Bonneville Power Administration Rate Proposal Focuses on Cost Management, Maintaining Value (Bonneville Power Administration)

(PORTLAND, OR) – The Bonneville Power Administration today released its initial rate proposal, which will support investments in the Federal Columbia River Power System that provides renewable hydropower to 142 Northwest public utilities. The proposed rates for fiscal years 2018 and 2019 will also support investments to sustain and expand the federal transmission system. BPA is proposing a 3.5 percent average wholesale power rate increase and a 1.1 percent average increase to transmission rates for the two-year rate period.

“These rates represent months of work to reduce budgets and focus on cost-management measures to lower expected rate increases,” said Elliot Mainzer, BPA’s administrator and chief executive officer. “The steps we have taken so far for the 2018-2019 rate period have begun to shift BPA onto a more sustainable rate trajectory and demonstrate our commitment to remaining our customers’ wholesale provider of choice.”

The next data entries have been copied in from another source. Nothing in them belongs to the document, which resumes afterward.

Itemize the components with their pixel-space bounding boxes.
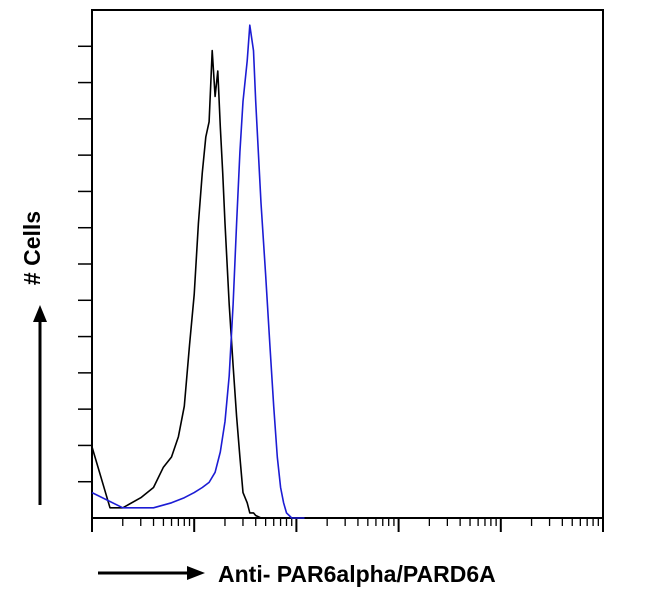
- x-axis-ticks: [91, 518, 604, 532]
- series-1-line: [91, 49, 274, 519]
- y-axis-label: # Cells: [19, 211, 45, 285]
- y-axis-arrow: [33, 305, 47, 505]
- series-2-line: [91, 24, 305, 519]
- x-axis-arrow: [98, 566, 205, 580]
- plot-frame: [91, 9, 604, 519]
- y-axis-ticks: [78, 45, 92, 483]
- series-layer: [91, 24, 305, 519]
- x-axis-label: Anti- PAR6alpha/PARD6A: [218, 561, 496, 587]
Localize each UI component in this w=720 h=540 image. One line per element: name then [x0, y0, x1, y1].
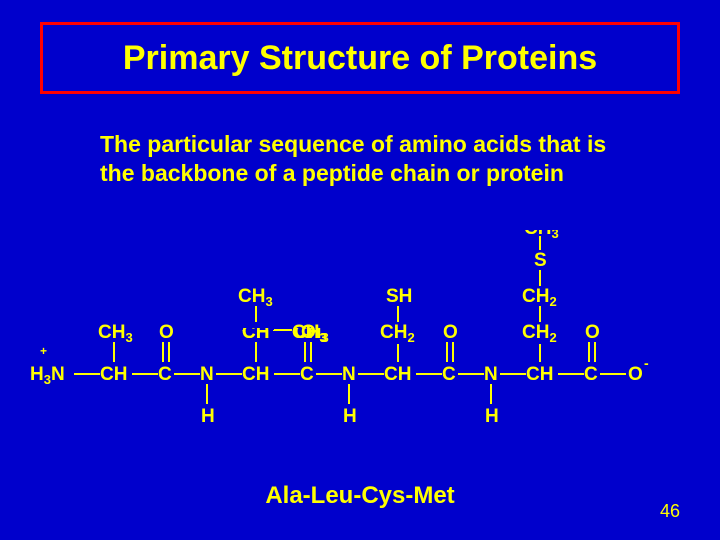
charge-plus: +	[40, 344, 47, 358]
cys-sh: SH	[386, 286, 412, 307]
ala-n: N	[200, 364, 214, 385]
leu-n: N	[342, 364, 356, 385]
chemical-structure-diagram: + H3N CH CH3 C O N H CH CH CH3 CH3 . CH	[30, 230, 690, 460]
sequence-label: Ala-Leu-Cys-Met	[0, 482, 720, 510]
charge-minus: -	[644, 355, 649, 371]
page-number: 46	[660, 501, 680, 522]
leu-o: O	[301, 322, 316, 343]
met-o-top: O	[585, 322, 600, 343]
met-s: S	[534, 250, 547, 271]
slide-body: The particular sequence of amino acids t…	[100, 130, 640, 188]
ala-ch3: CH3	[98, 322, 133, 345]
leu-ch: CH	[242, 364, 269, 385]
c-terminus-o: O	[628, 364, 643, 385]
cys-c: C	[442, 364, 456, 385]
ala-o: O	[159, 322, 174, 343]
slide-title: Primary Structure of Proteins	[123, 39, 597, 78]
ala-nh: H	[201, 406, 215, 427]
cys-n: N	[484, 364, 498, 385]
ala-ch: CH	[100, 364, 127, 385]
met-ch2b: CH2	[522, 286, 557, 309]
title-container: Primary Structure of Proteins	[40, 22, 680, 94]
ala-c: C	[158, 364, 172, 385]
cys-nh: H	[485, 406, 499, 427]
leu-nh: H	[343, 406, 357, 427]
met-ch2a: CH2	[522, 322, 557, 345]
met-ch: CH	[526, 364, 553, 385]
met-c: C	[584, 364, 598, 385]
n-terminus: H3N	[30, 364, 65, 387]
met-ch3: CH3	[524, 230, 559, 241]
cys-ch2: CH2	[380, 322, 415, 345]
cys-ch: CH	[384, 364, 411, 385]
leu-c: C	[300, 364, 314, 385]
cys-o: O	[443, 322, 458, 343]
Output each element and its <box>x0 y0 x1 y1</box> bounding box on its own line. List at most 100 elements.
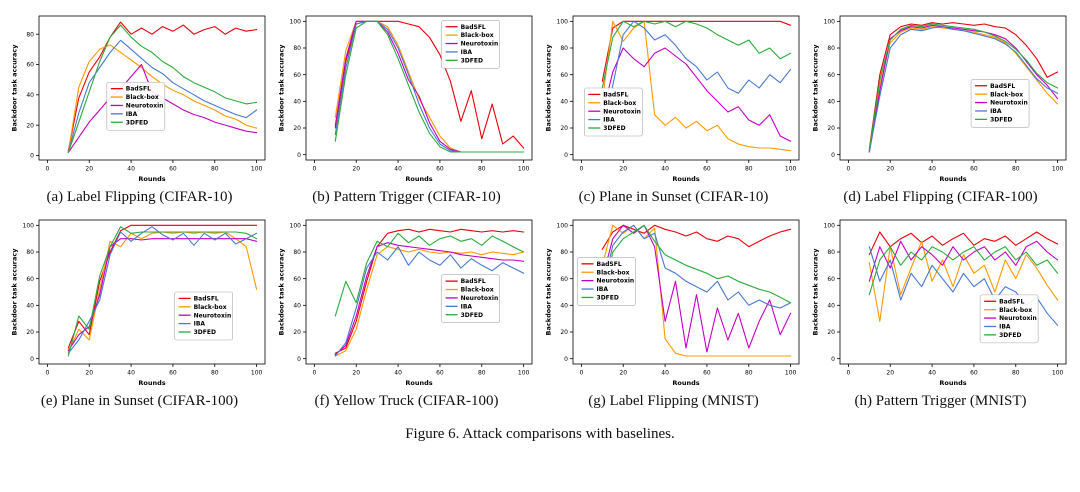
svg-text:0: 0 <box>30 356 34 363</box>
svg-text:40: 40 <box>394 370 402 377</box>
line-chart-c: 0 20 40 60 80 100 0 20 40 60 80 100 Rounds Backdoor t… <box>544 15 799 183</box>
svg-text:60: 60 <box>26 276 34 283</box>
svg-text:Black-box: Black-box <box>460 32 493 39</box>
svg-text:20: 20 <box>293 329 301 336</box>
svg-text:Black-box: Black-box <box>125 94 158 101</box>
svg-text:IBA: IBA <box>596 286 608 293</box>
svg-text:Rounds: Rounds <box>405 175 432 183</box>
svg-text:20: 20 <box>26 329 34 336</box>
svg-text:Neurotoxin: Neurotoxin <box>596 278 634 285</box>
svg-text:0: 0 <box>579 370 583 377</box>
svg-text:80: 80 <box>477 370 485 377</box>
svg-text:100: 100 <box>517 166 529 173</box>
svg-text:Rounds: Rounds <box>672 175 699 183</box>
svg-text:100: 100 <box>823 19 835 26</box>
svg-text:IBA: IBA <box>125 111 137 118</box>
svg-text:100: 100 <box>250 166 262 173</box>
svg-text:80: 80 <box>744 370 752 377</box>
svg-text:IBA: IBA <box>460 303 472 310</box>
svg-text:Rounds: Rounds <box>138 379 165 387</box>
svg-text:BadSFL: BadSFL <box>193 296 218 303</box>
svg-text:3DFED: 3DFED <box>999 332 1021 339</box>
svg-text:100: 100 <box>784 166 796 173</box>
line-chart-h: 0 20 40 60 80 100 0 20 40 60 80 100 Rounds Backdoor t… <box>811 219 1066 387</box>
svg-text:0: 0 <box>846 370 850 377</box>
svg-text:Black-box: Black-box <box>193 304 226 311</box>
svg-text:3DFED: 3DFED <box>603 125 625 132</box>
svg-text:80: 80 <box>560 45 568 52</box>
chart-panel-b: 0 20 40 60 80 100 0 20 40 60 80 100 Rounds Backdoor t… <box>275 10 538 206</box>
svg-text:Black-box: Black-box <box>603 100 636 107</box>
svg-text:0: 0 <box>564 152 568 159</box>
svg-text:100: 100 <box>289 223 301 230</box>
chart-subcaption-d: (d) Label Flipping (CIFAR-100) <box>843 189 1038 205</box>
svg-text:IBA: IBA <box>460 49 472 56</box>
svg-text:80: 80 <box>1011 370 1019 377</box>
svg-text:60: 60 <box>560 276 568 283</box>
svg-text:60: 60 <box>827 72 835 79</box>
svg-text:Neurotoxin: Neurotoxin <box>193 312 231 319</box>
svg-text:40: 40 <box>661 370 669 377</box>
svg-text:40: 40 <box>26 303 34 310</box>
line-chart-b: 0 20 40 60 80 100 0 20 40 60 80 100 Rounds Backdoor t… <box>277 15 532 183</box>
svg-text:60: 60 <box>293 276 301 283</box>
svg-text:0: 0 <box>564 356 568 363</box>
chart-subcaption-h: (h) Pattern Trigger (MNIST) <box>854 393 1027 409</box>
svg-text:20: 20 <box>886 166 894 173</box>
svg-text:20: 20 <box>619 166 627 173</box>
chart-panel-e: 0 20 40 60 80 100 0 20 40 60 80 100 Rounds Backdoor t… <box>8 214 271 410</box>
svg-text:20: 20 <box>560 125 568 132</box>
line-chart-e: 0 20 40 60 80 100 0 20 40 60 80 100 Rounds Backdoor t… <box>10 219 265 387</box>
line-chart-g: 0 20 40 60 80 100 0 20 40 60 80 100 Rounds Backdoor t… <box>544 219 799 387</box>
svg-text:60: 60 <box>436 370 444 377</box>
svg-text:Backdoor task accuracy: Backdoor task accuracy <box>544 248 552 336</box>
svg-text:0: 0 <box>831 356 835 363</box>
chart-panel-g: 0 20 40 60 80 100 0 20 40 60 80 100 Rounds Backdoor t… <box>542 214 805 410</box>
svg-text:40: 40 <box>127 166 135 173</box>
svg-text:100: 100 <box>517 370 529 377</box>
svg-text:Neurotoxin: Neurotoxin <box>125 103 163 110</box>
svg-text:100: 100 <box>556 19 568 26</box>
svg-text:3DFED: 3DFED <box>596 295 618 302</box>
svg-text:100: 100 <box>823 223 835 230</box>
svg-text:Neurotoxin: Neurotoxin <box>460 295 498 302</box>
svg-text:80: 80 <box>210 166 218 173</box>
svg-text:100: 100 <box>250 370 262 377</box>
svg-text:Neurotoxin: Neurotoxin <box>999 315 1037 322</box>
svg-text:Black-box: Black-box <box>990 91 1023 98</box>
svg-text:20: 20 <box>886 370 894 377</box>
svg-text:20: 20 <box>85 370 93 377</box>
svg-text:Black-box: Black-box <box>596 269 629 276</box>
chart-grid: 0 20 40 60 80 0 20 40 60 80 100 Rounds Backdoor task… <box>8 10 1072 410</box>
svg-text:40: 40 <box>827 99 835 106</box>
chart-subcaption-f: (f) Yellow Truck (CIFAR-100) <box>314 393 499 409</box>
svg-text:20: 20 <box>26 122 34 129</box>
chart-panel-c: 0 20 40 60 80 100 0 20 40 60 80 100 Rounds Backdoor t… <box>542 10 805 206</box>
svg-text:3DFED: 3DFED <box>125 119 147 126</box>
svg-text:BadSFL: BadSFL <box>460 278 485 285</box>
svg-text:100: 100 <box>1051 166 1063 173</box>
svg-text:100: 100 <box>289 19 301 26</box>
svg-text:40: 40 <box>394 166 402 173</box>
svg-text:Rounds: Rounds <box>138 175 165 183</box>
svg-text:BadSFL: BadSFL <box>999 298 1024 305</box>
svg-text:0: 0 <box>312 166 316 173</box>
svg-text:BadSFL: BadSFL <box>596 261 621 268</box>
svg-text:60: 60 <box>970 166 978 173</box>
svg-text:100: 100 <box>22 223 34 230</box>
svg-text:40: 40 <box>928 370 936 377</box>
line-chart-a: 0 20 40 60 80 0 20 40 60 80 100 Rounds Backdoor task… <box>10 15 265 183</box>
svg-text:Black-box: Black-box <box>460 287 493 294</box>
svg-text:0: 0 <box>297 356 301 363</box>
chart-panel-f: 0 20 40 60 80 100 0 20 40 60 80 100 Rounds Backdoor t… <box>275 214 538 410</box>
chart-subcaption-b: (b) Pattern Trigger (CIFAR-10) <box>312 189 501 205</box>
svg-text:Rounds: Rounds <box>405 379 432 387</box>
svg-text:80: 80 <box>210 370 218 377</box>
svg-text:20: 20 <box>560 329 568 336</box>
svg-text:40: 40 <box>127 370 135 377</box>
svg-text:Black-box: Black-box <box>999 307 1032 314</box>
svg-text:60: 60 <box>970 370 978 377</box>
svg-text:80: 80 <box>293 45 301 52</box>
chart-subcaption-c: (c) Plane in Sunset (CIFAR-10) <box>578 189 769 205</box>
svg-text:20: 20 <box>352 166 360 173</box>
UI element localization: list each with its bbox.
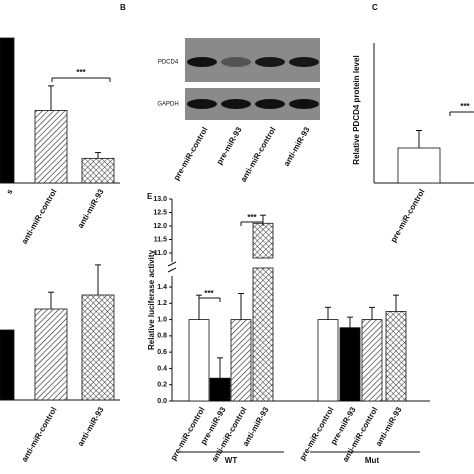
blot-band [255,99,285,109]
bar [339,327,361,402]
y-tick-label: 11.0 [154,250,167,257]
error-bar [238,293,244,320]
row-label: PDCD4 [158,60,179,66]
significance-label: *** [460,102,470,111]
y-tick-label: 0.6 [157,349,167,356]
blot-band [187,57,217,67]
x-tick-label: pre-miR-control [298,406,336,462]
bar [81,157,115,184]
x-tick-label: anti-miR-93 [76,405,106,448]
panel-label: B [120,3,126,12]
bar [81,294,115,401]
significance-label: *** [204,289,214,298]
y-tick-label: 11.5 [154,236,167,243]
blot-band [289,57,319,67]
error-bar [217,357,223,379]
y-tick-label: 0.4 [157,365,167,372]
x-tick-label: pre-miR-control [172,126,210,182]
x-tick-label: anti-miR-93 [282,125,312,168]
y-tick-label: 1.0 [157,316,167,323]
y-tick-label: 1.2 [157,300,167,307]
x-tick-label: pre-miR-control [389,188,427,244]
bar [188,319,210,402]
bar [209,377,231,402]
significance-label: *** [247,213,257,222]
bar [34,308,68,401]
error-bar [347,316,353,328]
x-tick-label: pre-miR-control [169,406,207,462]
error-bar [325,306,331,320]
group-label: Mut [365,456,380,465]
group-label: WT [225,456,238,465]
blot-band [221,57,251,67]
panel-label: C [372,3,378,12]
x-tick-label: anti-miR-control [239,126,278,184]
y-tick-label: 0.0 [157,398,167,405]
blot-band [187,99,217,109]
error-bar [95,152,101,159]
bar [252,267,274,402]
row-label: GAPDH [157,102,178,108]
error-bar [48,85,54,111]
y-tick-label: 12.0 [153,223,167,230]
y-tick-label: 12.5 [153,209,167,216]
y-axis-label: Relative luciferase activity [147,249,156,350]
significance-label: *** [76,68,86,77]
panel-label: E [147,192,153,201]
blot-band [221,99,251,109]
y-tick-label: 0.8 [157,333,167,340]
bar [361,319,383,402]
bar [34,110,68,184]
y-tick-label: 13.0 [153,196,167,203]
x-tick-label: pre-miR-93 [215,125,244,166]
bar [385,311,407,402]
x-tick-label: anti-miR-control [20,406,59,464]
y-axis-label: Relative PDCD4 protein level [352,55,361,164]
bar [0,37,15,184]
y-tick-label: 0.2 [157,382,167,389]
bar [397,147,441,184]
error-bar [393,294,399,312]
error-bar [48,291,54,309]
axis-break [167,267,177,273]
bar [252,222,274,259]
error-bar [95,264,101,295]
x-tick-label: anti-miR-control [20,188,59,246]
x-tick-label: s [5,187,15,196]
bar [0,329,15,401]
error-bar [369,306,375,320]
bar [230,319,252,402]
blot-band [289,99,319,109]
blot-band [255,57,285,67]
bar [317,319,339,402]
y-tick-label: 1.4 [157,284,167,291]
error-bar [416,130,422,148]
axis-break [167,261,177,267]
x-tick-label: anti-miR-93 [76,187,106,230]
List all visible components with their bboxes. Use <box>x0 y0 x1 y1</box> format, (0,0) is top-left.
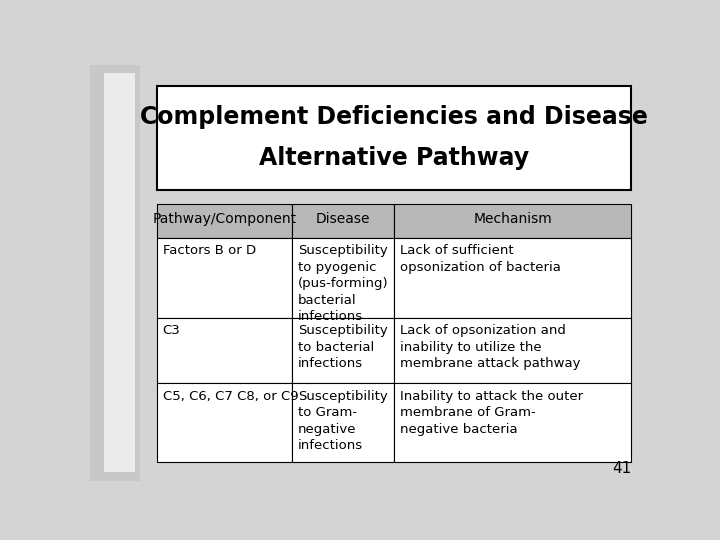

BPA started discussions on expense and capital spending levels for fiscal years 2018 and 2019 in June during the Integrated Program Review and Capital Investment Review process. Customers, constituents and stakeholders from around the region participated in the process by taking a thorough look at BPA’s proposed spending levels. BPA has used aggressive cost management, disciplined budgeting practices, operational efficiency and revenue enhancements to lower expected costs in the final spending levels released in October.

The average proposed wholesale power rate is $34.94 per megawatt hour, an increase of 3.5 percent for the rate period, or 1.7 percent annually. About half of the rate increase is due to higher program costs such as the operations and maintenance expenses BPA pays to the Corps of Engineers and the Bureau of Reclamation to run the federal hydro facilities, and increased costs of the fish and wildlife program. The other half of the rate increase is due to lower forecast sales due to general regional load loss and a slight reduction in forecast system generation. In addition, many power customers will see a lower proposed rate increase of 2.3 percent due to a one-time credit that was generated from savings created from Regional Cooperation Debt transactions that were initiated in 2014.

Transmission Services was able to minimize spending increases by focusing on mission-critical work and planning investments that provide the greatest benefit to ratepayers, which is reflected in the 1.1 percent average transmission rate increase for the rate period or 0.5 percent annually. BPA believes it will still be able to provide reliable transmission service to its customers and invest in substantial capital projects during the upcoming rate period while delivering a rate increase that is less than the rate of inflation.

BPA is also proposing a new financial reserves policy in this initial rate proposal that will set targets for financial reserves levels. The proposed policy is intended to maintain and strengthen BPA’s financial health, as well as support BPA’s credit rating.

“BPA is committed to working with customers and other constituents to identify additional cost-management alternatives through the IPR 2 process,” said Mainzer. BPA will hold an IPR 2 process in February to discuss a few unresolved cost areas where the greatest potential exists to further reduce near-term spending as BPA continues to focus on cost containment.

The rate-setting process begins in November and will culminate with final rate decisions in July 2017; the new rates will take effect on Oct. 1, 2017.


BPA is a nonprofit federal wholesale utility that receives no congressional appropriations and must recover its costs through its rates. The new rates will affect local retail utilities differently depending on the amount of power and type of services they purchase from BPA. Local utilities ultimately determine the impact of BPA rates on individual businesses and residents.